My wife Marcia and I chose to make our bay trip by kayak. An hour after sunset, after a mile-wide day on the beaches, we hopped into the back of an '89 Toyota pickup. Bioluminescent Bay is just minutes off the paved highway. For 10 minutes more we lurched into craters and teetered over ridges, brush scrabbling at the trucks windows (and our backs), on the reserve's dangerous-at-any-speed dirt road, arriving finally at a little sandy cove among the mangroves.

As tourism and development gain a foothold on Vieques , Mosquito Bay becomes increasingly endangered. The crummy road, worse in the rainy season, is the bay's frontline defense against being loved to death, our driver told us by way of apology for any whiplash. Indeed, Vieques used to be home to another bioluminescent bay but development around it has diminished its splendor.

We forgot the bumps and bruises inflicted by the dirt road when we hit the water. By a sliver of moonlight, you could see the sea out there, faintly foaming on the reef. Just a tongue of tide slips through the turtle grass shallows so whatever seabourne flotsam washed in can only exit via the food chain. Hence, the bay teems with dinoflagellates.

We had no trouble picking out several of the constellations in the sky. But it was the water that provided irresistable magic: However you moved, you made light; whatever you touched turned to glow.

Marcia and I spilled out of our kayaks and into the bay up to our nostrils. You couldn't help but claw at the water as if you were on a soft black satin sofa, ripping the luminous stuffing out of it.

The population of dinoflagellates is so strong in the bay, that they cover everything in the water - including you. I backstroked into the middle of the bay. My arms, as they rose and fell, appeared to be limned by dots of stars that one by one dripped off as if I were a constellation myself.

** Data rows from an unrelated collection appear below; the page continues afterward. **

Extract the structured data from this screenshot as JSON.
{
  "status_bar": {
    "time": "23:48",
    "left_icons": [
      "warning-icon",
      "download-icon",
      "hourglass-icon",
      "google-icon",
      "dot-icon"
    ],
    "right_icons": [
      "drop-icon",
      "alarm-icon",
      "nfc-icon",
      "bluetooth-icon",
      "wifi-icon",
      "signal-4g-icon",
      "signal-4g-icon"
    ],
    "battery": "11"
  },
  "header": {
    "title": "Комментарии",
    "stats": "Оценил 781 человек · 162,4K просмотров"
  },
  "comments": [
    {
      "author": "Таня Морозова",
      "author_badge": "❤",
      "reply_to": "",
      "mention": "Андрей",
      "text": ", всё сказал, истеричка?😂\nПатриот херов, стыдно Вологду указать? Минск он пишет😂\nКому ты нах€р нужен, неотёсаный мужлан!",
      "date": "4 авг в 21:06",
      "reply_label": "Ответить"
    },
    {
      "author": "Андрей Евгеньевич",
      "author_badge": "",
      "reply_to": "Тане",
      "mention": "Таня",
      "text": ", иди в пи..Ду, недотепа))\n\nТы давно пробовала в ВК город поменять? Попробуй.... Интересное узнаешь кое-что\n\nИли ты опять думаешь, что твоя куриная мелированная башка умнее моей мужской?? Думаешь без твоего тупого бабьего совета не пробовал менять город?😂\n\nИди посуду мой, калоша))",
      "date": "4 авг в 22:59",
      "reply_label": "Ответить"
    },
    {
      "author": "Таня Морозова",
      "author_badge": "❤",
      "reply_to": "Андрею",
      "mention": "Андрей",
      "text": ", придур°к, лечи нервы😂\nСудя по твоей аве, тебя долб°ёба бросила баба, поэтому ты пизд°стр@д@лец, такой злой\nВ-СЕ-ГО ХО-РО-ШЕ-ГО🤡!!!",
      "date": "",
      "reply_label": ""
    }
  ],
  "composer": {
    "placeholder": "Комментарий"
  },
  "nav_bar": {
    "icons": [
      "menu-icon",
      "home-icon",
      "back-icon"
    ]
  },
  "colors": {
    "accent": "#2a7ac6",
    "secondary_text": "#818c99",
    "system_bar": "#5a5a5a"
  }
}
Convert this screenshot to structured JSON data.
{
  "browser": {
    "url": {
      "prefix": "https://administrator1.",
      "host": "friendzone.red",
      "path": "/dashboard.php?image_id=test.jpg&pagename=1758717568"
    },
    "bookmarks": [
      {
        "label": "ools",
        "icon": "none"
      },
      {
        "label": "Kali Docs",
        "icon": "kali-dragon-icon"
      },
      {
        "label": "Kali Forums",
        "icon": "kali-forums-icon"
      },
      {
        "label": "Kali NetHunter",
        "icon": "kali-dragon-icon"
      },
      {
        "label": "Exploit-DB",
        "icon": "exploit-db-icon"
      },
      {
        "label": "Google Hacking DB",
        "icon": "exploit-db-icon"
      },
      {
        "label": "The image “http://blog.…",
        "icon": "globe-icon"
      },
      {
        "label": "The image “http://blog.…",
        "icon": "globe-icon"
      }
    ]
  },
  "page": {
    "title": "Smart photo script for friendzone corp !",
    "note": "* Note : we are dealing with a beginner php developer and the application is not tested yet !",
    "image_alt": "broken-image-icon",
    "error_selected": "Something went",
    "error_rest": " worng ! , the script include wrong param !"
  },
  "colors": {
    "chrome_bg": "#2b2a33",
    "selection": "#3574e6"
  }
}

My entire body had turned a luminescent yellow-green, like the Day-Glo necklaces kids wear on summer nights. When our fellow kayakers jumped into the fun, they, too, lit up, one by one. The fish whizzing by and everything else that moved through the waters had turned the same glistening goldish-emerald blue. The water underneath us lit up like a miniature underwater fireworks display.

We lingered in the water, reluctant to get back into our kayacks. In two days, we would be back in Greensboro, where the closest we have to the brilliance that is Mosquito Bay is a weathered glow-in- the-dark Frisbee somewhere in our tool shed.

The Spanish were wrong. Vieques is teeming with gold. Liquid gold.